Marie Higashi
Born in Sasebo, Nagasaki Prefecture in 1991, Marie Higashi began her professional life as a nurse before turning to painting in 2017 during a period of personal crisis. Her experience in surgery rooms, witnessing the fragile line between life and death, profoundly shaped her vision of fragility, resilience, and impermanence. What began as a personal act of healing grew into a sustained artistic practice.
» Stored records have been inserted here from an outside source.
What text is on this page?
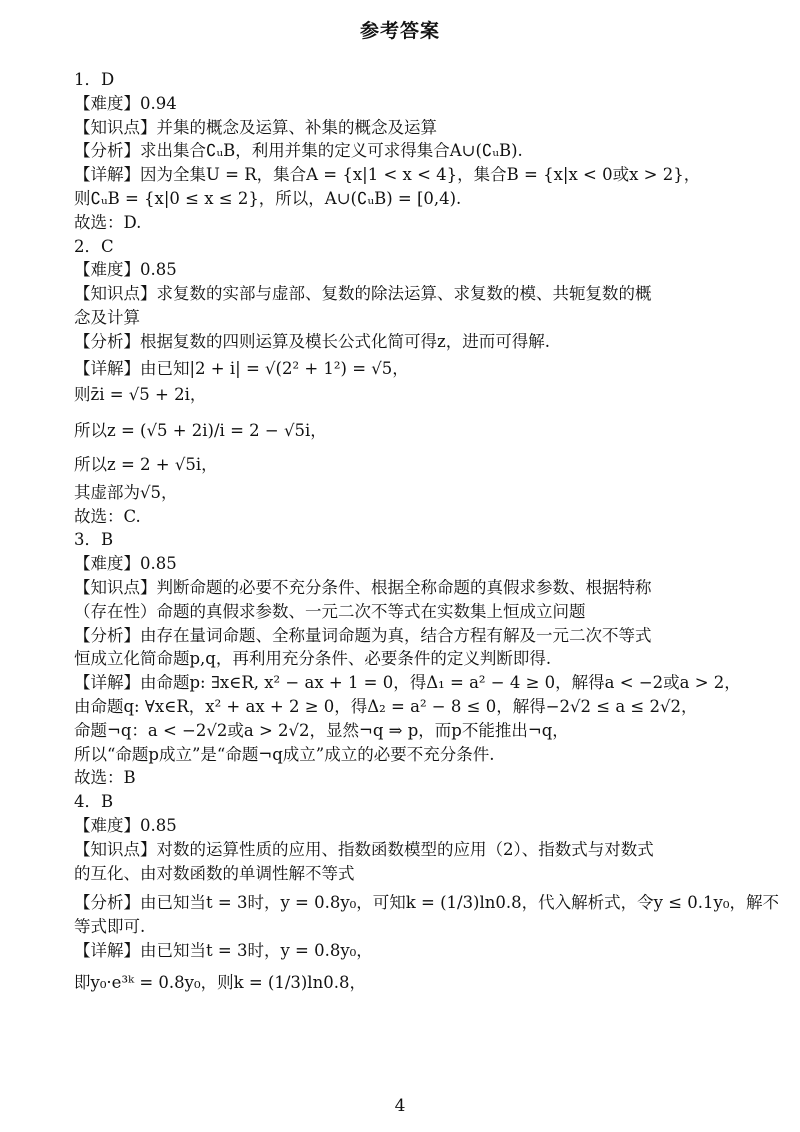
参考答案
1．D
【难度】0.94
【知识点】并集的概念及运算、补集的概念及运算
【分析】求出集合∁ᵤB，利用并集的定义可求得集合A∪(∁ᵤB).
【详解】因为全集U = R，集合A = {x|1 < x < 4}，集合B = {x|x < 0或x > 2}，
则∁ᵤB = {x|0 ≤ x ≤ 2}，所以，A∪(∁ᵤB) = [0,4).
故选：D.
2．C
【难度】0.85
【知识点】求复数的实部与虚部、复数的除法运算、求复数的模、共轭复数的概
念及计算
【分析】根据复数的四则运算及模长公式化简可得z，进而可得解.
【详解】由已知|2 + i| = √(2² + 1²) = √5，
则z̄i = √5 + 2i，
所以z = (√5 + 2i)/i = 2 − √5i，
所以z = 2 + √5i，
其虚部为√5，
故选：C.
3．B
【难度】0.85
【知识点】判断命题的必要不充分条件、根据全称命题的真假求参数、根据特称
（存在性）命题的真假求参数、一元二次不等式在实数集上恒成立问题
【分析】由存在量词命题、全称量词命题为真，结合方程有解及一元二次不等式
恒成立化简命题p,q，再利用充分条件、必要条件的定义判断即得.
【详解】由命题p: ∃x∈R, x² − ax + 1 = 0，得Δ₁ = a² − 4 ≥ 0，解得a < −2或a > 2，
由命题q: ∀x∈R，x² + ax + 2 ≥ 0，得Δ₂ = a² − 8 ≤ 0，解得−2√2 ≤ a ≤ 2√2，
命题¬q：a < −2√2或a > 2√2，显然¬q ⇒ p，而p不能推出¬q，
所以“命题p成立”是“命题¬q成立”成立的必要不充分条件.
故选：B
4．B
【难度】0.85
【知识点】对数的运算性质的应用、指数函数模型的应用（2）、指数式与对数式
的互化、由对数函数的单调性解不等式
【分析】由已知当t = 3时，y = 0.8y₀，可知k = (1/3)ln0.8，代入解析式，令y ≤ 0.1y₀，解不
等式即可.
【详解】由已知当t = 3时，y = 0.8y₀，
即y₀·e³ᵏ = 0.8y₀，则k = (1/3)ln0.8，
4
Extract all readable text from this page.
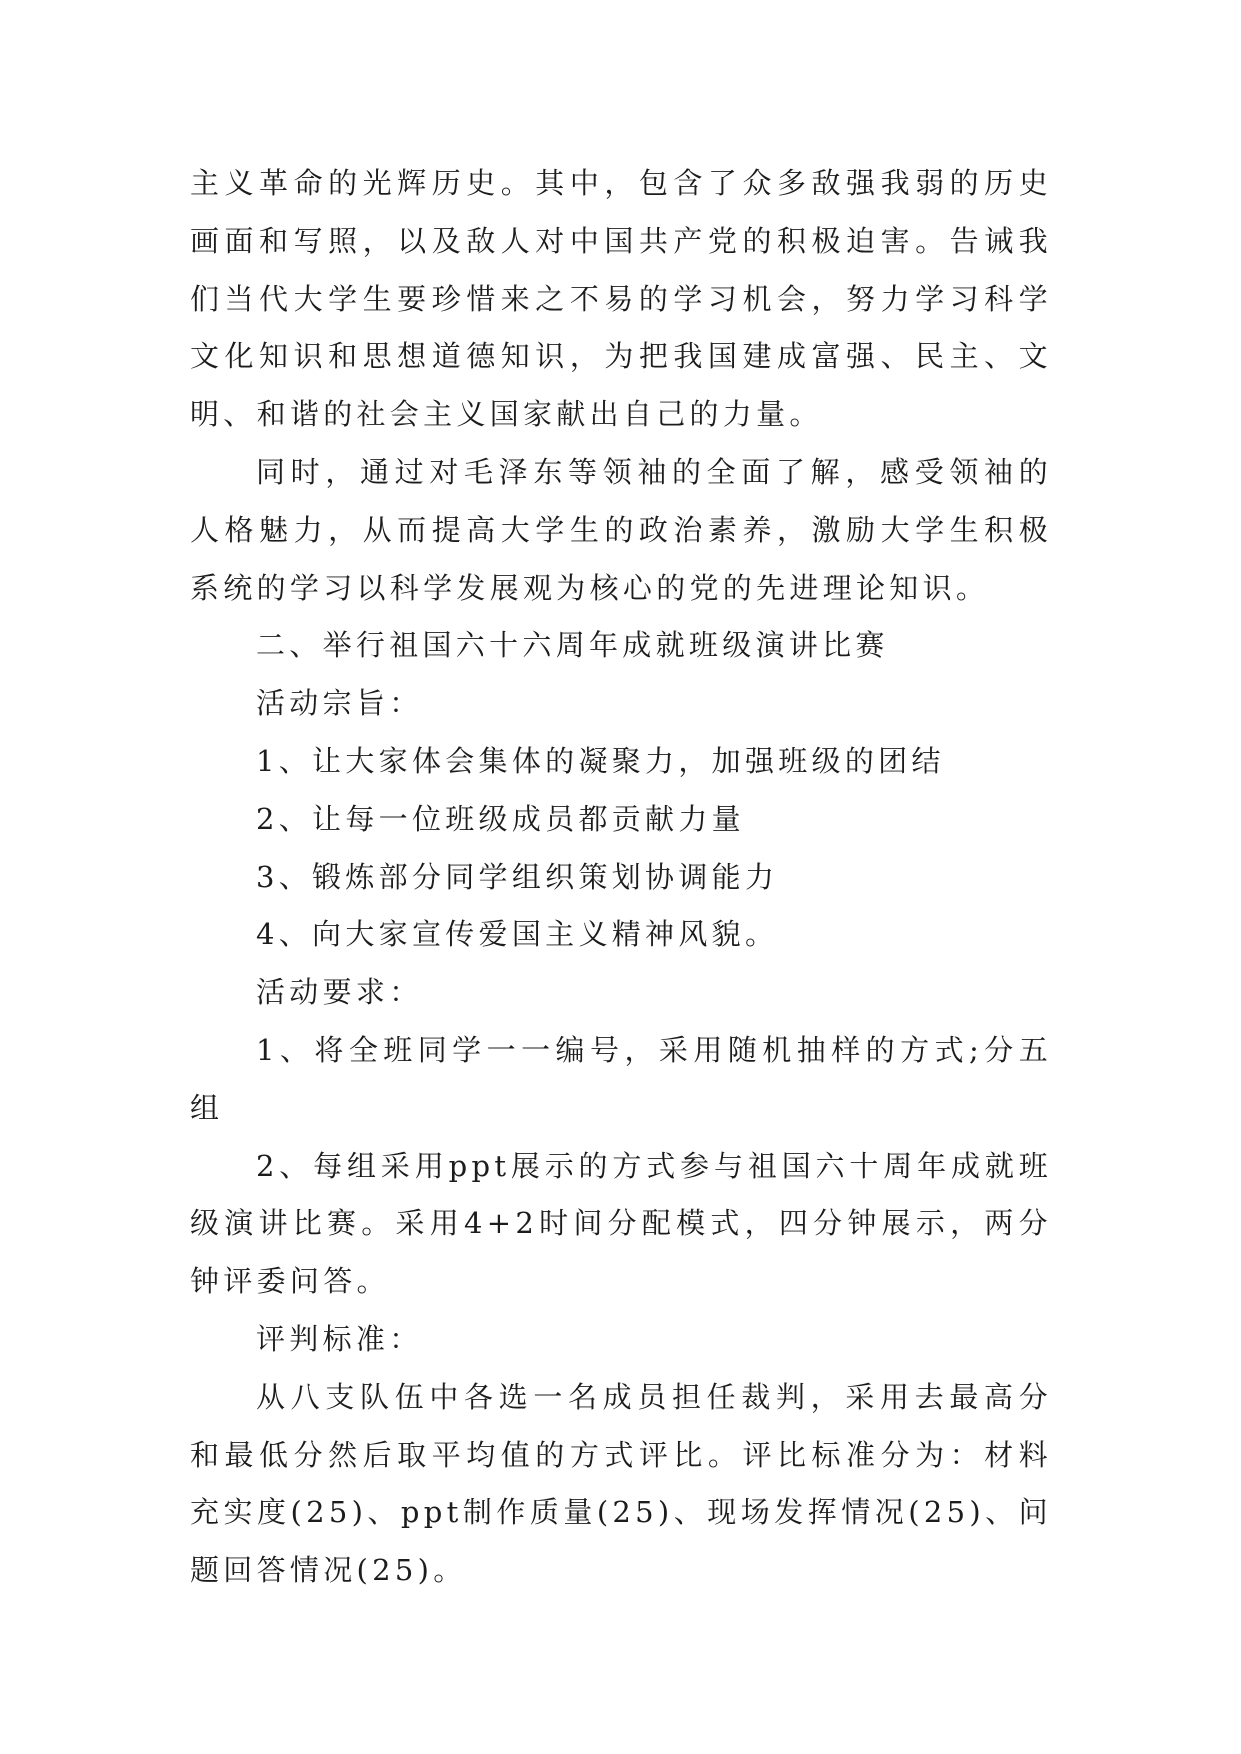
主义革命的光辉历史。其中，包含了众多敌强我弱的历史画面和写照，以及敌人对中国共产党的积极迫害。告诫我们当代大学生要珍惜来之不易的学习机会，努力学习科学文化知识和思想道德知识，为把我国建成富强、民主、文明、和谐的社会主义国家献出自己的力量。

同时，通过对毛泽东等领袖的全面了解，感受领袖的人格魅力，从而提高大学生的政治素养，激励大学生积极系统的学习以科学发展观为核心的党的先进理论知识。

二、举行祖国六十六周年成就班级演讲比赛

活动宗旨：

1、让大家体会集体的凝聚力，加强班级的团结

2、让每一位班级成员都贡献力量

3、锻炼部分同学组织策划协调能力

4、向大家宣传爱国主义精神风貌。

活动要求：

1、将全班同学一一编号，采用随机抽样的方式;分五组

2、每组采用ppt展示的方式参与祖国六十周年成就班级演讲比赛。采用4+2时间分配模式，四分钟展示，两分钟评委问答。

评判标准：

从八支队伍中各选一名成员担任裁判，采用去最高分和最低分然后取平均值的方式评比。评比标准分为：材料充实度(25)、ppt制作质量(25)、现场发挥情况(25)、问题回答情况(25)。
Higashi paints on wooden panels using a layered and subtractive process. She begins with a white primer, then applies acrylic paint in several coats. Through scratching, rubbing, and scraping, she removes pigment to reveal underlying textures. She often incorporates mineral pigments, charcoal, animal glue, or tea, each leaving organic traces. For her, scars, marks, and voids are not imperfections but essential elements of expression, echoing Japanese aesthetics of wabi-sabi and mono no aware. Her works embody a cycle of destruction and regeneration, where every surface becomes a record of vulnerability, resilience, and renewal.
Higashi states: '«There are countless ways of thinking in this world, yet reality is far too complex to be completely grasped. I want to question that complexity. Good and evil, beauty and ugliness, life and death — all seem to coexist in constant contradiction. Through my work, I seek to express something vivid, to speak about the cruelty that inhabits this world.
And still, I believe that the true beauty lies in life and the world as they are.»